In 1971, The Perron family move into a farmhouse in Rhode Island. Everything is normal with the family and everyone is happy, I mean, what's the worst that can happen? The family dog, Sadie, refuses to enter the house for an odd reason and one of the daughters find a closed entrance to the cellar. Hmmm, very peculiar?

Carolyn (Lili Taylor) wakes up with a nasty bruise and Sadie is found dead outside the house. Over the next several days, paranormal activities are occurring in the house: the clocks stop at the same time, and sounds of various voice giggling and whispering throughout the house. It does like kind of a gimmick in these movies, but this gimmick provides one of the scares. Carolyn contacts paranormal investigators, Ed and Lorraine Warren (Patrick Wilson and Vera Farmiga) to examine the house, but they might have to perform an exorcism, but also, they have to ask permission from the Catholic Church to perform it. Uh oh!

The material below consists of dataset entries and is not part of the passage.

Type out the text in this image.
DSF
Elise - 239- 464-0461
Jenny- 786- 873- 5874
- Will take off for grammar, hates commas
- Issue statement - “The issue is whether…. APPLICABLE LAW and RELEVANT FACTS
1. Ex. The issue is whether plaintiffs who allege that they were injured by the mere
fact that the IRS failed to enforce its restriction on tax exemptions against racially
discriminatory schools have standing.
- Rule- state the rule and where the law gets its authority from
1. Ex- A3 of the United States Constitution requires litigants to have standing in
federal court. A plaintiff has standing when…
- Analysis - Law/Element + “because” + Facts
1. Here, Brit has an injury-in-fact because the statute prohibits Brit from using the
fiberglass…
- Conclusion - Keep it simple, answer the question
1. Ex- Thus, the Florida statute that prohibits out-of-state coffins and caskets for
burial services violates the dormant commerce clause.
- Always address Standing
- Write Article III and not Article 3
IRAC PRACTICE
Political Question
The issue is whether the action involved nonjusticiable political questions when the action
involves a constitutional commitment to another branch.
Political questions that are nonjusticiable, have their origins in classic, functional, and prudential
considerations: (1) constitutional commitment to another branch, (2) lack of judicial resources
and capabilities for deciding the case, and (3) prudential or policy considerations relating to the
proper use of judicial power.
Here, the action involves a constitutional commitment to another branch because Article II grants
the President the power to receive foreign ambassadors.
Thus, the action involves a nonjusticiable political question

The Perron family: A normal family living in a quiet home...not.
This movie provides all sorts of scares and excitement, I mean, I even thought that this horror movie was a little better than last year's very good The Cabin in the Woods. This movie proves that you do not have to have gore or blood to produce a good movie; you just have to be smart and look from the point of the view of the audience.

It is a well-crafted and well-shot movie setting up a scene where any scare could come at any minute. I mean, there are a few clichéd horror moments, but the best moments happen when it psychologically haunts you and does not let you gasp in disgusted agony that you want to leave the theater. I thought every cast member was good in this movie because they did not look like stupid phony caricatures that could just be identified as a victim in generic horror films.

James Wan should be ranked with the top horror directors such as Wes Craven, John Carpenter, and Alfred Hitchock. He has made two pretty good horror movies like Saw and the first Insidious. He has an eye to set up a scene and make the audience speculate on what is going to happen and the result will not end cheap. There are echoes to the brilliant The Exorcist with setting up themes of dark dread. I congratulate Wan for creating such a good story with interesting characters in a horror genre. This is a very good movie to watch on Halloween.